Lord's cricket ground Pavilion
India's batsman Sachin Tendulkar walks into Lord's pavilion, to be greeted by salmon-and-egg-coloured tie-wearing members Getty

It's just not cricket... Some well-padded members of Marylebone Cricket Club have launched a protest against plans to reduce their leg room at Lord's cricket ground.

About 250 members - known for their salmon-and-egg-coloured ties - including Sir Robert Atkins, a former minister for sport, and Sir Nicholas Macpherson, the permanent secretary to the Treasury, were awakened rudely from their post-lunch snooze when it was announced that seats in two renovated stands at Lord's would be smaller than normal.

The Times reported that they will argue at the club's annual general meeting on 6 May that, "in this age, with people generally being larger, it is unconscionable that the club should provide less".

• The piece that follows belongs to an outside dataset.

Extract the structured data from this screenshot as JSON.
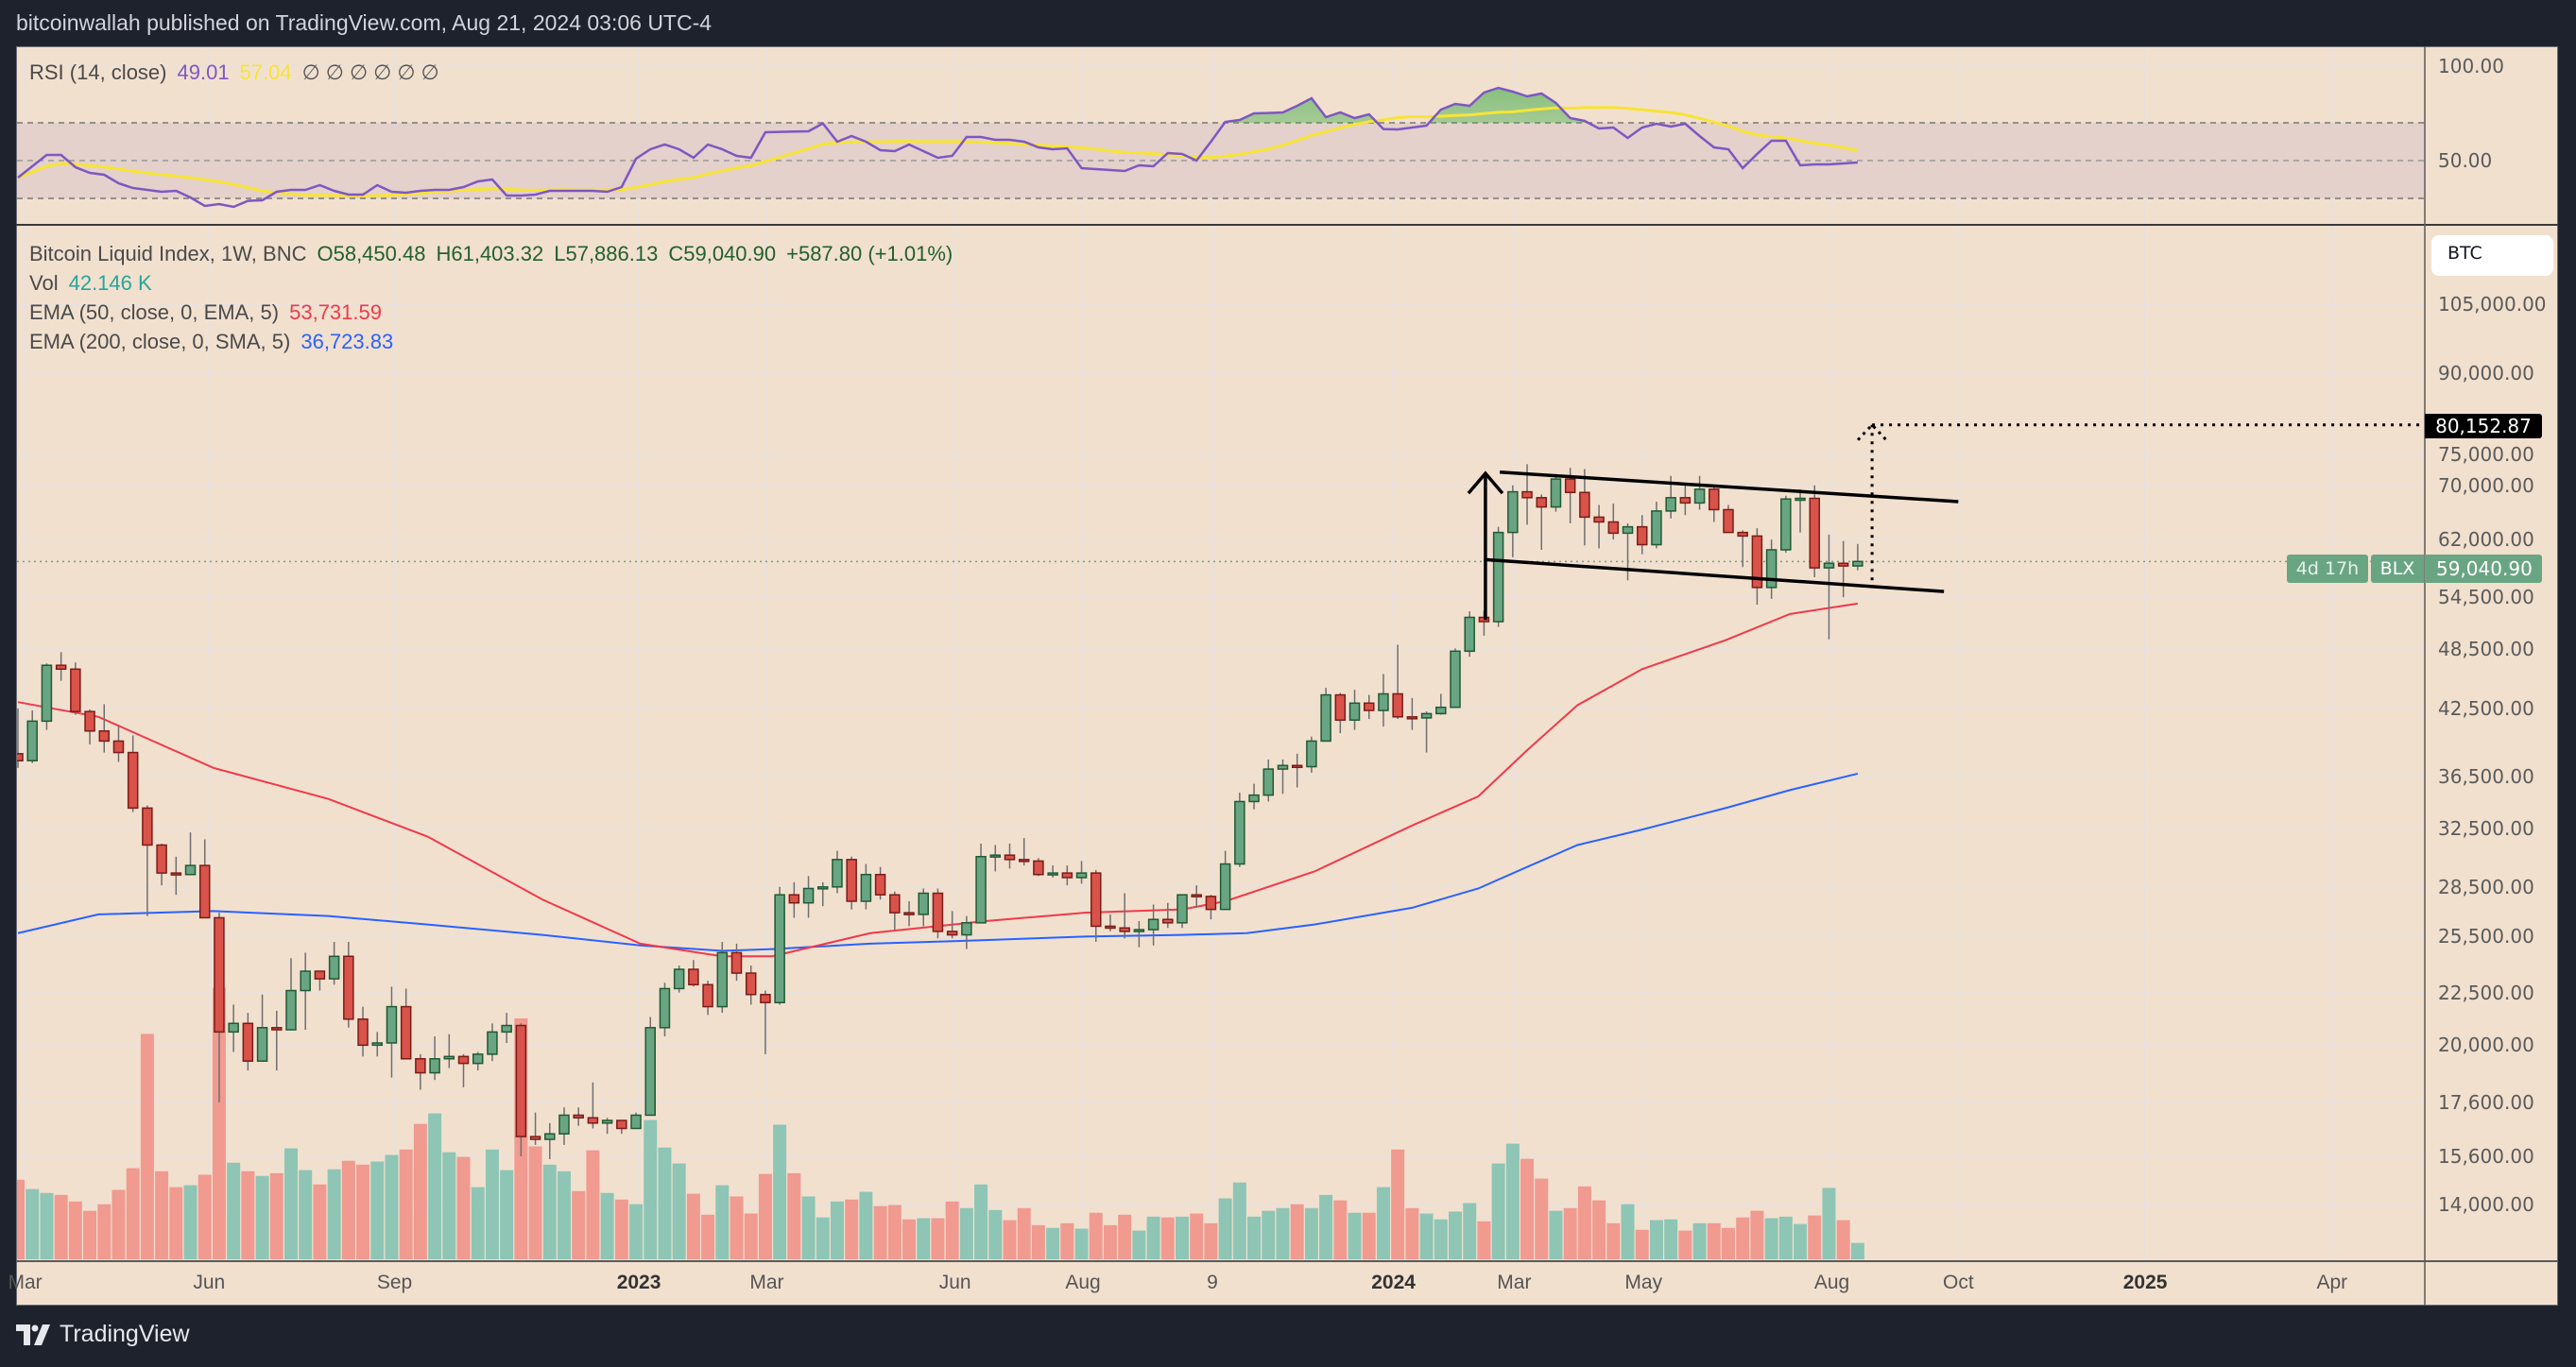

Last year, said The Times, the leg-room lobby campaigned for 900mm seats in the rebuilt Warner stand — and won. Yet the club argues that a reduction in seat size could mean an additional 330 spectators being accommodated in the rebuilt Tavern and Allen stands.

A spokesman for MCC said that the new seats would be "extremely comfortable" and that the seating gradient would be greater so that a spectator's knees would not be digging into the back of the person in front. "We have had loads of complaints from members who do not want to be emailed privately by the requisitionists," the spokesman told The Times.